Rizzoli & Isles: Sex and the City With Corpses

Rizzoli & Isles: Sex and the City With Corpses
This post was published on the now-closed HuffPost Contributor platform. Contributors control their own work and posted freely to our site. If you need to flag this entry as abusive, send us an email.

When a murder victim is tossed onto a baseball diamond during a friendly Boston Police Dept. game, BFF's detective Jane Rizzoli and coroner Maura Isles go running. Not odd for a body to fall in front of them -- they are in a crime drama. But an unexpectedly witty twist comes when Maura continues chatting with the handsome man who has just asked her to dinner. The girlfriends' exchange as they hover over the victim should resonate with any workaholic woman.

Jane: Oh my God, you're flirting over a dead body!
Maura: When else am I going to do it?

Unlikely but true: the new TNT series Rizzoli and Isles is Sex and the City with corpses, and I mean that in a good way. Jane (Angie Harmon) is the tough brunette who bloodies her nose playing basketball with her brother in the opening scene of tonight's pilot. Maura (Sasha Alexander) is a blonde fashionista and walking Wikipedia but with more reliable information. And their sex-and-career conversations give the show a fresh, sophisticated humor that makes it the best heir yet to SATC (the series everyone loved, not the recent movie everyone hated). Their friendship helps redefine what a female-driven crime drama can be.

A serial killer who has a history with Jane seems to be murdering again in tonight's episode, in bloody, brutal scenes; we're well past any bow to squeamishness. The plots won't get points for originality. But as Jane and Maura try to figure out who and what killed the victims, the show reverses the Law and Order model: the characters' lives are more important than the crimes. Jane's wonderfully cast family includes Lorraine Bracco as her overprotective mother, and Chazz Palminteri as her father (who turns up next week, along with the baseball scene). Harmon, whose acting often seems stiff, is more at ease here than I've ever seen her, and Alexander's dry delivery as Maura is perfect.

The series is based on Tess Gerritsen's series of Rizzoli and Isles novels, but you don't have to be a mystery-novel fan to like the television version. I'm not, but I zipped through her latest, the just-published Ice Cold, which tells me that Gerritsen's readers will be way ahead of the story when both women find themselves attracted to FBI agent Gabe Dean. (He's played by Billy Burke, Bella's father in the Twilight movies, who looks much better without that goofy moustache).

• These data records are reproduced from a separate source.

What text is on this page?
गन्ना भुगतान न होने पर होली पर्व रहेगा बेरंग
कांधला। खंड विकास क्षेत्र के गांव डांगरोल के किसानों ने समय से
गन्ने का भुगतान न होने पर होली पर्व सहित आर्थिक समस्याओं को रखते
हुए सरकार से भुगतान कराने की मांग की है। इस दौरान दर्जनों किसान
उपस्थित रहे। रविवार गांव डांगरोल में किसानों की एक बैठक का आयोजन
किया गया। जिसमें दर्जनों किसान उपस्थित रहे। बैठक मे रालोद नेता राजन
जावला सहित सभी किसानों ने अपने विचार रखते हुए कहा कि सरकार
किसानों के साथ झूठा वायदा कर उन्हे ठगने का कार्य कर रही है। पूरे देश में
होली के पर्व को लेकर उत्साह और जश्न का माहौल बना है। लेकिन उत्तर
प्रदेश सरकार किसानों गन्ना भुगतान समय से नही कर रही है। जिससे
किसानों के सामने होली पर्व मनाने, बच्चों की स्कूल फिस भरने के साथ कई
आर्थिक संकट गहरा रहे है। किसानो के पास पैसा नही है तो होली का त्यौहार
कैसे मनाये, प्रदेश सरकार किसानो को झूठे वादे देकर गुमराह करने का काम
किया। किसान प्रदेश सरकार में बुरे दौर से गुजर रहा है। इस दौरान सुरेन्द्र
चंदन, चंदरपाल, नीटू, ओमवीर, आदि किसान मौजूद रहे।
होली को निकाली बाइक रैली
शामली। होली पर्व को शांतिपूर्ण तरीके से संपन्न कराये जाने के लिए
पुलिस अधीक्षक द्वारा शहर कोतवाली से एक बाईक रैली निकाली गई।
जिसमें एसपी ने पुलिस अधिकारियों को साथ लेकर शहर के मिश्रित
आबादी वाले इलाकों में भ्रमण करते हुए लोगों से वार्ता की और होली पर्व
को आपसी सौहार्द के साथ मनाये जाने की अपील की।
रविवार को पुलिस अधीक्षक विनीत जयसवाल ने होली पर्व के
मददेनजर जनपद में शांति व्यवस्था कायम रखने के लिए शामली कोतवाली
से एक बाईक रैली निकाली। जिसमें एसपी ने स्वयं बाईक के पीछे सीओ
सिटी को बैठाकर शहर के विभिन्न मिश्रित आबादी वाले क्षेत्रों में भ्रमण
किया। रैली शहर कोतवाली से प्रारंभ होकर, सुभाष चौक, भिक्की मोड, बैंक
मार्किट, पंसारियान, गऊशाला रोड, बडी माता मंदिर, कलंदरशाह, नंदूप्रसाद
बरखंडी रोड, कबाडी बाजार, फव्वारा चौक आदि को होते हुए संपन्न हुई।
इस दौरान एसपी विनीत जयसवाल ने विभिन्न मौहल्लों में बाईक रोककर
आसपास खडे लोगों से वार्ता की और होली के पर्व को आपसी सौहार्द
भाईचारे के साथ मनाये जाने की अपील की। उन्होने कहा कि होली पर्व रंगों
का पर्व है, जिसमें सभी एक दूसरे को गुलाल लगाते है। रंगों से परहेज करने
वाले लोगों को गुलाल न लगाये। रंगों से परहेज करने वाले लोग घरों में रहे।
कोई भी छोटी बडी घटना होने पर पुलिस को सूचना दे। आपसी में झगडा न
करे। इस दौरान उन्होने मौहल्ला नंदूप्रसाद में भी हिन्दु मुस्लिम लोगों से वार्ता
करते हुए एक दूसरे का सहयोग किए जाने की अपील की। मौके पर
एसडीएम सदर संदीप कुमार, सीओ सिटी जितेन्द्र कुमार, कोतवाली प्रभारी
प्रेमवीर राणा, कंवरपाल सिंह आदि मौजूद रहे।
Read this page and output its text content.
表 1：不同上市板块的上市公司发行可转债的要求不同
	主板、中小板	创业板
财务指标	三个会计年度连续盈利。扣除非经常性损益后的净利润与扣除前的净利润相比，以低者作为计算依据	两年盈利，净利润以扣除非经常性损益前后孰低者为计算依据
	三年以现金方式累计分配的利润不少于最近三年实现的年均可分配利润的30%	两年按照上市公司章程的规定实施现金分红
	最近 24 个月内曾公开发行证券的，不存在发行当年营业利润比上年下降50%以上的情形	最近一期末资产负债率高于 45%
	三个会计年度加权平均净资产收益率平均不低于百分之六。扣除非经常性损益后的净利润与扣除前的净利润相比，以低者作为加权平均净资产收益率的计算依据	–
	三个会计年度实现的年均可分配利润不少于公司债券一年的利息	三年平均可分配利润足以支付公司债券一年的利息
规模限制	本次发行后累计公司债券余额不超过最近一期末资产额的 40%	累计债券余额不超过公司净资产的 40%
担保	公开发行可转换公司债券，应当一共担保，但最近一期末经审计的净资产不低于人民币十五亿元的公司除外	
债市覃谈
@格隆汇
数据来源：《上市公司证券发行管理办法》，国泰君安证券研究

Maura wonders if they should draw straws for him and Jane suggests just lifting their shirts and flashing him so he can decide. These are exactly the kind of irreverent jokes that Carrie or Samantha might make, and they reveal the distance between this series and its most obvious model, Cagney and Lacey. In that 80's show, the two female detectives were oddities who earnestly fought the sexist establishment along with crime. Jane still has problems as a woman on the force; thankfully the new series isn't blind to lingering sexism. But it's the dry wit, secret-sharing and support between the friends that makes Rizzoli and Isles a guilty pleasure, one of the summer's most entertaining surprises.